前記添加剤が、金属含有フタロシアニン化合物である、請求項１に記載の組成物。
前記金属が銅である、請求項４に記載の組成物。
前記銅含有フタロシアニン化合物が、２９Ｈ，３１Ｈ−フタロシアニナト（２−）−Ｎ２９，Ｎ３０，Ｎ３１，Ｎ３２銅である、請求項３に記載の組成物。

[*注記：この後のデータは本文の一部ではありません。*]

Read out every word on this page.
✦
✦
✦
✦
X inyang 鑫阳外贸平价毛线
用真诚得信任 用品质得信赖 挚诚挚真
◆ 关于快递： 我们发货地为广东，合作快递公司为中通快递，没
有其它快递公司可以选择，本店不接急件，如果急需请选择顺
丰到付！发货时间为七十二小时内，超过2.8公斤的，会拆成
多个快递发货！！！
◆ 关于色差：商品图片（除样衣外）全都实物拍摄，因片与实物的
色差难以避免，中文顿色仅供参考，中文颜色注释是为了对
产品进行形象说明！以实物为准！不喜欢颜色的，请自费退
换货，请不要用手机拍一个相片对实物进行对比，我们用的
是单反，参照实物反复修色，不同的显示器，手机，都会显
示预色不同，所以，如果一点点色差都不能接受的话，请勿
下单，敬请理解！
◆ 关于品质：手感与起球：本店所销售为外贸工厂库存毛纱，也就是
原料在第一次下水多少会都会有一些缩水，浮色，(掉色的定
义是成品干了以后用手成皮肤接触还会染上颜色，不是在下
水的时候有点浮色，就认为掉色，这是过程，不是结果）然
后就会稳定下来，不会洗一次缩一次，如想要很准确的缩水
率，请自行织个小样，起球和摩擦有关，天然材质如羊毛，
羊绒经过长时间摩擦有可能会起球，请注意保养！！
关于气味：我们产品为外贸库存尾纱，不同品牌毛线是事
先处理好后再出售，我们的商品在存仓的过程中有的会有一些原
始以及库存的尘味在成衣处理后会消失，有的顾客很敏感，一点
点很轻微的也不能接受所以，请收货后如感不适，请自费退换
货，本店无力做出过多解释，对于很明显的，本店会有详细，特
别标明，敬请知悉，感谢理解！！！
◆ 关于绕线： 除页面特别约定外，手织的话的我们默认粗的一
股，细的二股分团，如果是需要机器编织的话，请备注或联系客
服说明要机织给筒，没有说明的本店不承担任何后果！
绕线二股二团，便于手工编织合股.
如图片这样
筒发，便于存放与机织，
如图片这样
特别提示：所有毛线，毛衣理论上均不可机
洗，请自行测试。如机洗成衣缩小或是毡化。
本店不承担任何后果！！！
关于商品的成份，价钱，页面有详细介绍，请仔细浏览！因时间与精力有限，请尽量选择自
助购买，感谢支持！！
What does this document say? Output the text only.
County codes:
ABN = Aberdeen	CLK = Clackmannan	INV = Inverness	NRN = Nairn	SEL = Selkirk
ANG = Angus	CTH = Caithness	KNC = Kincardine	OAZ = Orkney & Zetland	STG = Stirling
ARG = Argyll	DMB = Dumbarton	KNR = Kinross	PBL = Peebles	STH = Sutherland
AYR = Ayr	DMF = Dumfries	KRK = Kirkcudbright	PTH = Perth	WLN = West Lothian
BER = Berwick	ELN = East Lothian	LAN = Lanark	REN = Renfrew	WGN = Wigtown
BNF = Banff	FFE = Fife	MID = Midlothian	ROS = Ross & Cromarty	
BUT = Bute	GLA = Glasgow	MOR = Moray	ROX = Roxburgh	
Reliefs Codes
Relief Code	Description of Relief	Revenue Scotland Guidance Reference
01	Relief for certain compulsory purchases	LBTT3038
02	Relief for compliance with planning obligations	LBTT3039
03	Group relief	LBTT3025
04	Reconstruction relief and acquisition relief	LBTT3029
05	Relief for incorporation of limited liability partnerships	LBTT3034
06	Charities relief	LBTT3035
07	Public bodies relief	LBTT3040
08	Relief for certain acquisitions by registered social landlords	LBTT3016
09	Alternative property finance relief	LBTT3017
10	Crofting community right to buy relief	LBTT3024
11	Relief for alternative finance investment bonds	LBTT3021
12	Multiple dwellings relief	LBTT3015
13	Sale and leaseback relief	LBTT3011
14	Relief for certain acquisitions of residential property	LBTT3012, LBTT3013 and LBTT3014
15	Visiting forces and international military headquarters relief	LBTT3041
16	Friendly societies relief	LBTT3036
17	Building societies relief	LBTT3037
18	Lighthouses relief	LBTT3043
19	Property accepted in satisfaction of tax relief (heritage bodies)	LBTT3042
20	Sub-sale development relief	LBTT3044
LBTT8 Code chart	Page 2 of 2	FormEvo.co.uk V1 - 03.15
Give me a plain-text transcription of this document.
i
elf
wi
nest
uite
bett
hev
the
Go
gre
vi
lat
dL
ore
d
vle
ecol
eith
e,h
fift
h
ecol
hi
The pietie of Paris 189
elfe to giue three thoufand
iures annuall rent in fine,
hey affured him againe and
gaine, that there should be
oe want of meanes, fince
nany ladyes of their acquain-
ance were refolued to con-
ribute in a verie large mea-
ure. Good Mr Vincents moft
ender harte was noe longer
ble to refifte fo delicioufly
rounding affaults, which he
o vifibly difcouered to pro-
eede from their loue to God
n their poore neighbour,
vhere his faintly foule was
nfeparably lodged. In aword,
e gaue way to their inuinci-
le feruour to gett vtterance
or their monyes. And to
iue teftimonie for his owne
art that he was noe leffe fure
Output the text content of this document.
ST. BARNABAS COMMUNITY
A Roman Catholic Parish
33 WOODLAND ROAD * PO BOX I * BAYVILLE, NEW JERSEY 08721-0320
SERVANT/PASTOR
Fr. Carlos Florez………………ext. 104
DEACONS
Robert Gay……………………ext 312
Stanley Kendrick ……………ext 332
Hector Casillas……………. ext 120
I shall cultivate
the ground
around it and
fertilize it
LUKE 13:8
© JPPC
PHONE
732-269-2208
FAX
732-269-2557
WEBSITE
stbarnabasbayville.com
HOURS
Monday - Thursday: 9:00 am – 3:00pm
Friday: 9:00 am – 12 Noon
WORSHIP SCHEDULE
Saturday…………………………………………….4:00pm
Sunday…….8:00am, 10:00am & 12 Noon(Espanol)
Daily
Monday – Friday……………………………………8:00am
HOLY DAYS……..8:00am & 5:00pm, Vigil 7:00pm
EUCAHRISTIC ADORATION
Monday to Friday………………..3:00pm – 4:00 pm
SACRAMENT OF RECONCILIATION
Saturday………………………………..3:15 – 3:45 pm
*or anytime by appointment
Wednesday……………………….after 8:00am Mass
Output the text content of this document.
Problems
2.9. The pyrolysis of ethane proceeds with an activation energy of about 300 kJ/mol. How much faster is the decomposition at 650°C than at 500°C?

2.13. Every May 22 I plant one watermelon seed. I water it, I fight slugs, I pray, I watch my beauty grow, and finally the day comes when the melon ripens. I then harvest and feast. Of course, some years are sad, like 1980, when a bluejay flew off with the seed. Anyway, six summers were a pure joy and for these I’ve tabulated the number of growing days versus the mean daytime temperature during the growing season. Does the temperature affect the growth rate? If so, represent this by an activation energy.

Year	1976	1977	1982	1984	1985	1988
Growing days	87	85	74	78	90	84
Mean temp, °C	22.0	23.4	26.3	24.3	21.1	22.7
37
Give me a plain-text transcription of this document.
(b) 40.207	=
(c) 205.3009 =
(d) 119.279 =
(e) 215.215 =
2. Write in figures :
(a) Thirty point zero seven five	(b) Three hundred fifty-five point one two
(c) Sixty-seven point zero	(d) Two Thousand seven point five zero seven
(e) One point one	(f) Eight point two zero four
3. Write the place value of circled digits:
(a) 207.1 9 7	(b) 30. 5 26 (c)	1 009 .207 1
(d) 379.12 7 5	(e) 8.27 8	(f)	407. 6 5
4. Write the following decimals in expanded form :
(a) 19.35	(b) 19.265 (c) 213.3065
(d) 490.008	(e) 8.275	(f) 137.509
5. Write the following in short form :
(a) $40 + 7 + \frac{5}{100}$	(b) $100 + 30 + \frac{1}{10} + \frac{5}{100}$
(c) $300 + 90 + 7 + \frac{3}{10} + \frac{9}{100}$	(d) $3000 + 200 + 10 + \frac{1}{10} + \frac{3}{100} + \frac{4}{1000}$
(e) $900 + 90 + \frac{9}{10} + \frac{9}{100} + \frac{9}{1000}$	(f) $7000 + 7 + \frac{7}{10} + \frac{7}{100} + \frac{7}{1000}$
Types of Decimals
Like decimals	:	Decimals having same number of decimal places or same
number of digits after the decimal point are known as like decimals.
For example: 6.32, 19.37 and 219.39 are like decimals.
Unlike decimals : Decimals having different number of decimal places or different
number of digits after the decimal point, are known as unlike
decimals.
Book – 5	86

前記熱伝導性充填材が、窒化アルミニウム、酸化アルミニウム、アルミニウム三水和物、チタン酸バリウム、酸化ベリリウム、窒化ホウ素、炭素繊維、ダイヤモンド、黒鉛、水酸化マグネシウム、酸化マグネシウム、金属微粒子、オニキス、炭化ケイ素、炭化タングステン、酸化亜鉛、及びこれらの組み合わせから選択される、請求項１に記載の組成物。
請求項１〜５のいずれか一項に記載の組成物を硬化することにより製造される、硬化シリコーン。
請求項６に記載の硬化シリコーンを含む、熱伝導材料。
前記材料が、前記硬化シリコーンで被覆された支持体を含む、請求項７に記載の熱伝導材料。
前記熱伝導材料が放熱する、請求項８に記載の熱伝導材料。
フタロシアニン化合物を硬化性オルガノポリシロキサン組成物に添加する工程を含む、熱伝導性オルガノポリシロキサン組成物の安定性を向上させる方法。
第１構成要素から第２構成要素へ熱を伝達する方法であって、前記第１構成要素が前記第２構成要素より高温であり、請求項７に記載の熱伝導材料が前記第１構成要素及び前記第２構成要素と接触している、方法。
請求項９に記載の熱伝導材料が第１構成要素と接触している、第１構成要素から放熱する方法。